Brooke Shields And Her Sexually Exploitative Stage Mother
With her father a Revlon executive and her mother a Manhattan socialite-turned-actress, Brooke Shields was destined to make a splash. Yet her stage mother Teri Shields had troubling notions of what that meant.
Teri Shields began managing her daughter when she was just 11 months old. Her first gig was as a model for Ivory Soap, but the real trouble started with a $450 Playboy shoot that a featured 10-year-old Shields naked. The shoot notes described her as: “A young vamp and a harlot, a seasoned sexual veteran, a provocative child-woman, an erotic and sensual sex symbol, the Lolita of her generation.”
Then came 1978’s Pretty Baby, in which the now 12-year-old was filmed nude and forced to kiss her adult co-star Keith Carradine.

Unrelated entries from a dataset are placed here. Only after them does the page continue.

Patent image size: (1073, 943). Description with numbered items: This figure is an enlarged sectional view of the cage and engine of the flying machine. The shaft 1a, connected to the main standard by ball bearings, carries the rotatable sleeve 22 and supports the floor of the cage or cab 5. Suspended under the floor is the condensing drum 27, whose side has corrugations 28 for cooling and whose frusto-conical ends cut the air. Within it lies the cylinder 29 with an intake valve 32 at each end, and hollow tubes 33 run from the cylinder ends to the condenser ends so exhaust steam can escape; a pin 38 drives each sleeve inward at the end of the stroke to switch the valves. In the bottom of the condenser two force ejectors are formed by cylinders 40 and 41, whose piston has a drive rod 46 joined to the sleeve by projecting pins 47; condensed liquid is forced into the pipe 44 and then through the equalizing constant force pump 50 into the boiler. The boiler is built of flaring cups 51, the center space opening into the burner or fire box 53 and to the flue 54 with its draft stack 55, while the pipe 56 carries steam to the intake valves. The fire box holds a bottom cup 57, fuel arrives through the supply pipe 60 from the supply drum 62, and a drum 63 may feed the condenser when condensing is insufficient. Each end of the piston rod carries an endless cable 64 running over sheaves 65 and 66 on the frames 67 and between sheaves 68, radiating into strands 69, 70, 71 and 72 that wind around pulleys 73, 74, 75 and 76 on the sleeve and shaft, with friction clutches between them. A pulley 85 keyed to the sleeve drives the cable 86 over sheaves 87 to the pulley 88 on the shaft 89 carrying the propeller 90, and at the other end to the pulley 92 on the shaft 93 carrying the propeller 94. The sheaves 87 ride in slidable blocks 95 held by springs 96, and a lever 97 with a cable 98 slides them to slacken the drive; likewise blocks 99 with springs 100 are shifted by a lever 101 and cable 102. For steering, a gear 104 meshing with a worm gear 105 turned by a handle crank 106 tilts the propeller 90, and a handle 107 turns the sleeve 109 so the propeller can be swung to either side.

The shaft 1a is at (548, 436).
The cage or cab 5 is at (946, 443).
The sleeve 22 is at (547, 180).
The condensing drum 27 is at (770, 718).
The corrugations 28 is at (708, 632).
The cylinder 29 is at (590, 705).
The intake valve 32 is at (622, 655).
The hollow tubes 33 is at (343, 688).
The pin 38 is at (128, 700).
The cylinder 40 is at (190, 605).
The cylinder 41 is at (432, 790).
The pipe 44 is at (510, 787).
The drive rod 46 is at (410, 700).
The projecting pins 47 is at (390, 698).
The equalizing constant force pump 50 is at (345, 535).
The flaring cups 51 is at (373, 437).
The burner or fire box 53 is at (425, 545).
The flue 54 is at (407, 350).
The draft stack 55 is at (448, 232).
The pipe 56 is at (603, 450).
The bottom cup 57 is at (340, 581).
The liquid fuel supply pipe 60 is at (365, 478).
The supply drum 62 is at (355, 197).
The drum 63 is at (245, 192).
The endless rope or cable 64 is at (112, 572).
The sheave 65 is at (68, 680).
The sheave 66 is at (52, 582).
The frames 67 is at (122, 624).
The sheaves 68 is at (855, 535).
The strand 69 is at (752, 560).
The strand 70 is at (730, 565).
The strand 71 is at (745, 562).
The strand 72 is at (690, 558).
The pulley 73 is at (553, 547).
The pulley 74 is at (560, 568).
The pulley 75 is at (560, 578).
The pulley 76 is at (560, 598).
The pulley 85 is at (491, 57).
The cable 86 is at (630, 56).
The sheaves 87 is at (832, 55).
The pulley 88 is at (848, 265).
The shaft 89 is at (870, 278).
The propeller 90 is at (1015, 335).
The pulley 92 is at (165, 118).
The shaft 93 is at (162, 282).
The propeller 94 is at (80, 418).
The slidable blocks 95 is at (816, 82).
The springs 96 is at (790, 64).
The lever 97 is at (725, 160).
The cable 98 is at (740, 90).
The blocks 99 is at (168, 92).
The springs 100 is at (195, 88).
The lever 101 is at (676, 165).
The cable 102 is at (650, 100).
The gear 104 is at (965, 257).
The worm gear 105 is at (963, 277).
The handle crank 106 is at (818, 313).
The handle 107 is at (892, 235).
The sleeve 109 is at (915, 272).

As People reported at the time: “Brooke Shields, 12, stirs furor of child porn in films.”
That trend only worsened. Teri Shields then booked her 14-year-old on The Blue Lagoon, a 1980 film that featured nude sex scenes between Shields and an adult male actor who played her brother. The movie garnered the attention of the government which dropped her as a non-smoking advocate and then held a Congressional inquiry in to the film.
Shields testified that her Blue Lagoon sex scenes were filmed with a body double, and that her image as a child sex symbol was a bad reason to drop her from anti-smoking campaign. Then the oversight committee asked Shields about her Playboy spread.
“She [Teri Shields] thought it was alright if I did it,” said Shields replied. Her mother became visibly upset when handed a copy of the porn magazine which featured her 10-year-old daughter, but admitted that at the time she found the photos to be “beautiful.”
Shields later tried to prevent the full-frontal shots from being republished but lost the case when Justice Edward Greenfield ruled that a child was bound by the consent of their guardian. While he shamed Brooke’s mother, he also deemed the images to be “not erotic” — except to “perverse minds.”
“I was such a naive, innocent child,” Shields later said. “I wasn’t Lolita. I didn’t have that precocious understanding of my sexuality.”